Should you invest in multi-asset mutual funds?

Low risk profile investor who wants to invest for better returns compared to bank fixed deposits or post office schemes can invest in multi-asset mutual funds.

Suresh KP

Some investors do not want to take much risk and they are scared about equity investments. They do not even plan for diversification of their portfolio. Multi-asset mutual funds would be useful for such investors.

What are multi-asset mutual funds?

Multi asset mutual fund schemes would invest in all asset classes like equity, debt and gold. Equity mutual funds invests majority in equity. Debt funds invests majority in debt. On other hand, multi-asset funds invests more in debt (debt + gold) and less in equity. Some of the multi-asset funds invests equally among all these 3 asset classes. These are even called as all-in-one funds. L&T India equity and gold fund, Axis Triple advantage fund, Kotak multi-asset fund, Quantum Multi Asset Fund, Franklin India Multi Asset Solution fund and Peerless 3-in1 fund are some of the mutual fund schemes in this category.

Positives in Multi-asset Mutual funds

These funds have less exposure to equity and stock market volatility would have less impact on such funds.
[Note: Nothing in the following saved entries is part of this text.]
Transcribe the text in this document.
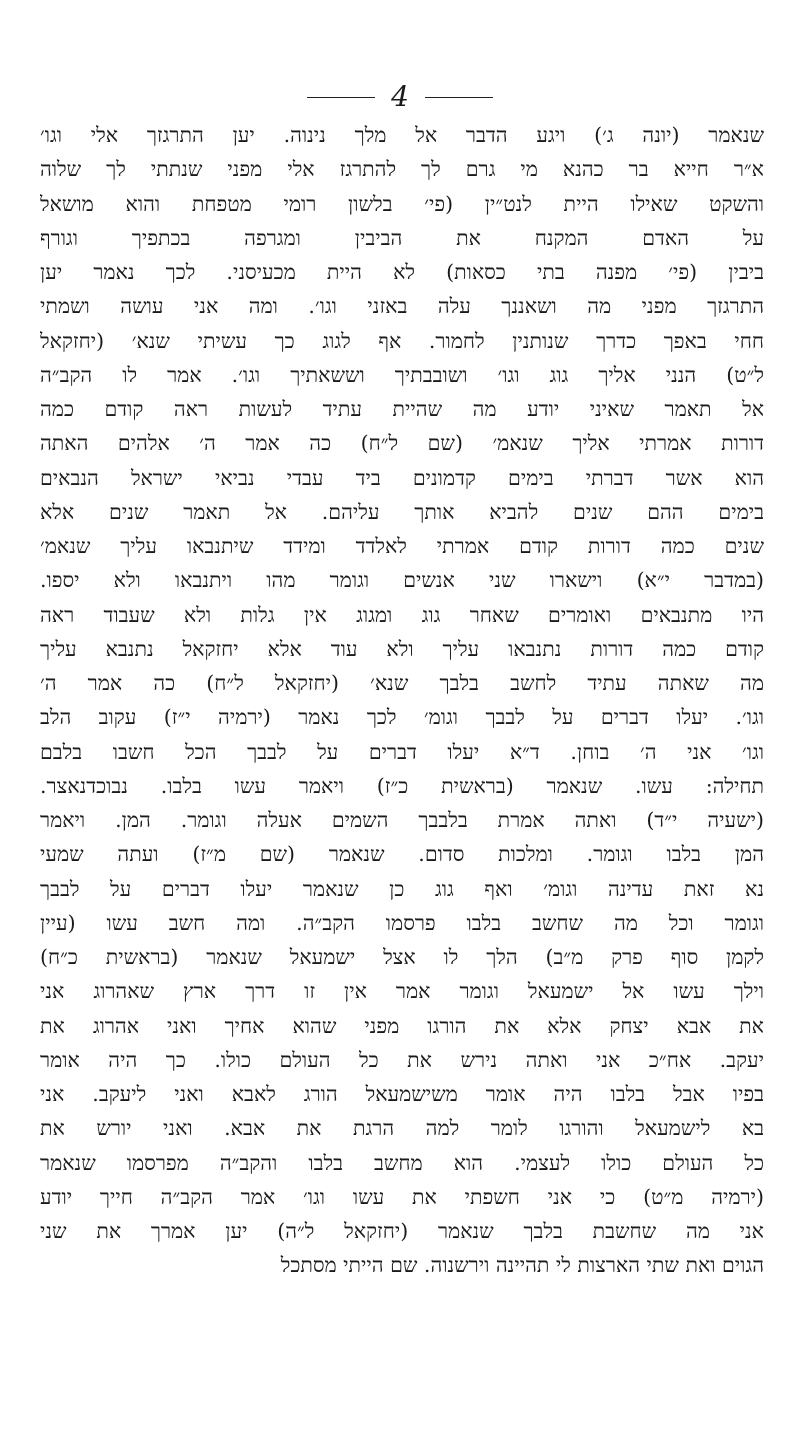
4
שנאמר (יונה ג׳) ויגע הדבר אל מלך נינוה. יען התרגזך אלי וגו׳
א״ר חייא בר כהנא מי גרם לך להתרגז אלי מפני שנתתי לך שלוה
והשקט שאילו היית לנט״ין (פי׳ בלשון רומי מטפחת והוא מושאל
על האדם המקנח את הביבין ומגרפה בכתפיך וגורף
ביבין (פי׳ מפנה בתי כסאות) לא היית מכעיסני. לכך נאמר יען
התרגזך מפני מה ושאננך עלה באזני וגו׳. ומה אני עושה ושמתי
חחי באפך כדרך שנותנין לחמור. אף לגוג כך עשיתי שנא׳ (יחזקאל
ל״ט) הנני אליך גוג וגו׳ ושובבתיך וששאתיך וגו׳. אמר לו הקב״ה
אל תאמר שאיני יודע מה שהיית עתיד לעשות ראה קודם כמה
דורות אמרתי אליך שנאמ׳ (שם ל״ח) כה אמר ה׳ אלהים האתה
הוא אשר דברתי בימים קדמונים ביד עבדי נביאי ישראל הנבאים
בימים ההם שנים להביא אותך עליהם. אל תאמר שנים אלא
שנים כמה דורות קודם אמרתי לאלדד ומידד שיתנבאו עליך שנאמ׳
(במדבר י״א) וישארו שני אנשים וגומר מהו ויתנבאו ולא יספו.
היו מתנבאים ואומרים שאחר גוג ומגוג אין גלות ולא שעבוד ראה
קודם כמה דורות נתנבאו עליך ולא עוד אלא יחזקאל נתנבא עליך
מה שאתה עתיד לחשב בלבך שנא׳ (יחזקאל ל״ח) כה אמר ה׳
וגו׳. יעלו דברים על לבבך וגומ׳ לכך נאמר (ירמיה י״ז) עקוב הלב
וגו׳ אני ה׳ בוחן. ד״א יעלו דברים על לבבך הכל חשבו בלבם
תחילה: עשו. שנאמר (בראשית כ״ז) ויאמר עשו בלבו. נבוכדנאצר.
(ישעיה י״ד) ואתה אמרת בלבבך השמים אעלה וגומר. המן. ויאמר
המן בלבו וגומר. ומלכות סדום. שנאמר (שם מ״ז) ועתה שמעי
נא זאת עדינה וגומ׳ ואף גוג כן שנאמר יעלו דברים על לבבך
וגומר וכל מה שחשב בלבו פרסמו הקב״ה. ומה חשב עשו (עיין
לקמן סוף פרק מ״ב) הלך לו אצל ישמעאל שנאמר (בראשית כ״ח)
וילך עשו אל ישמעאל וגומר אמר אין זו דרך ארץ שאהרוג אני
את אבא יצחק אלא את הורגו מפני שהוא אחיך ואני אהרוג את
יעקב. אח״כ אני ואתה נירש את כל העולם כולו. כך היה אומר
בפיו אבל בלבו היה אומר משישמעאל הורג לאבא ואני ליעקב. אני
בא לישמעאל והורגו לומר למה הרגת את אבא. ואני יורש את
כל העולם כולו לעצמי. הוא מחשב בלבו והקב״ה מפרסמו שנאמר
(ירמיה מ״ט) כי אני חשפתי את עשו וגו׳ אמר הקב״ה חייך יודע
אני מה שחשבת בלבך שנאמר (יחזקאל ל״ה) יען אמרך את שני
הגוים ואת שתי הארצות לי תהיינה וירשנוה. שם הייתי מסתכל
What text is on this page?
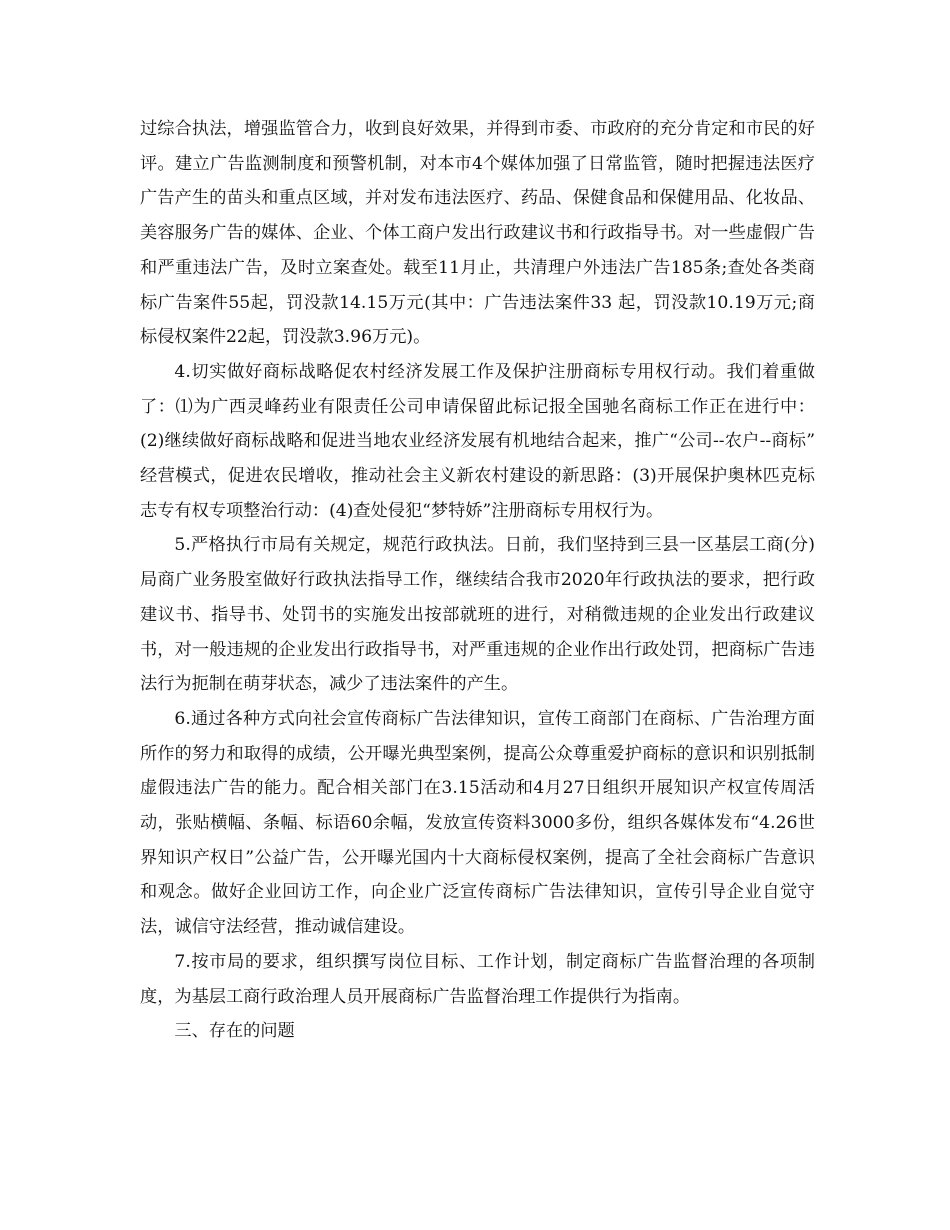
过综合执法，增强监管合力，收到良好效果，并得到市委、市政府的充分肯定和市民的好评。建立广告监测制度和预警机制，对本市4个媒体加强了日常监管，随时把握违法医疗广告产生的苗头和重点区域，并对发布违法医疗、药品、保健食品和保健用品、化妆品、美容服务广告的媒体、企业、个体工商户发出行政建议书和行政指导书。对一些虚假广告和严重违法广告，及时立案查处。载至11月止，共清理户外违法广告185条;查处各类商标广告案件55起，罚没款14.15万元(其中：广告违法案件33 起，罚没款10.19万元;商标侵权案件22起，罚没款3.96万元)。

4.切实做好商标战略促农村经济发展工作及保护注册商标专用权行动。我们着重做了：⑴为广西灵峰药业有限责任公司申请保留此标记报全国驰名商标工作正在进行中：(2)继续做好商标战略和促进当地农业经济发展有机地结合起来，推广“公司--农户--商标” 经营模式，促进农民增收，推动社会主义新农村建设的新思路：(3)开展保护奥林匹克标志专有权专项整治行动：(4)查处侵犯“梦特娇”注册商标专用权行为。

5.严格执行市局有关规定，规范行政执法。日前，我们坚持到三县一区基层工商(分)局商广业务股室做好行政执法指导工作，继续结合我市2020年行政执法的要求，把行政建议书、指导书、处罚书的实施发出按部就班的进行，对稍微违规的企业发出行政建议书，对一般违规的企业发出行政指导书，对严重违规的企业作出行政处罚，把商标广告违法行为扼制在萌芽状态，减少了违法案件的产生。

6.通过各种方式向社会宣传商标广告法律知识，宣传工商部门在商标、广告治理方面所作的努力和取得的成绩，公开曝光典型案例，提高公众尊重爱护商标的意识和识别抵制虚假违法广告的能力。配合相关部门在3.15活动和4月27日组织开展知识产权宣传周活动，张贴横幅、条幅、标语60余幅，发放宣传资料3000多份，组织各媒体发布“4.26世界知识产权日”公益广告，公开曝光国内十大商标侵权案例，提高了全社会商标广告意识和观念。做好企业回访工作，向企业广泛宣传商标广告法律知识，宣传引导企业自觉守法，诚信守法经营，推动诚信建设。

7.按市局的要求，组织撰写岗位目标、工作计划，制定商标广告监督治理的各项制度，为基层工商行政治理人员开展商标广告监督治理工作提供行为指南。

三、存在的问题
Hence investors of these funds need not worry about any market crash.

These funds are diversified across asset classes; hence an individual investor need not worry about diversification of their investments in equity, debt and gold. These are good option for conservative investors who do not want to take high risk.

Limitation factors of investing in multi-asset mutual funds

These funds invest among equity, debt and gold, hence they provide low returns. The annualized returns would be between 8% to 10%. These funds are not suitable for high risk investors. High risk investors can invest in equity funds. You cannot compare these funds with best equity funds that invest almost all their money in equities and provide good returns in long run. Equity funds can provide 12% to 15% annualized returns if invested for long term of 8 to 10 years. Some of the multi-asset mutual funds invest in various schemes launched by the same fund house. Also these schemes are taxed like a debt fund, which is not the case with balanced funds - schemes that invest approximately 70-75% in stocks and rest in bonds.

Should you invest in multi-asset mutual funds?

Many investors invest in these funds without knowing its objectives. They feel these are equity mutual funds to invest. These funds are mostly suitable for low risk profile investors who are expecting better returns compared to bank FD schemes or post office fixed deposit schemes. These are good for investors who do not do diversification of their portfolio. High risk investors or moderate risk investors can stay away from such mutual fund schemes.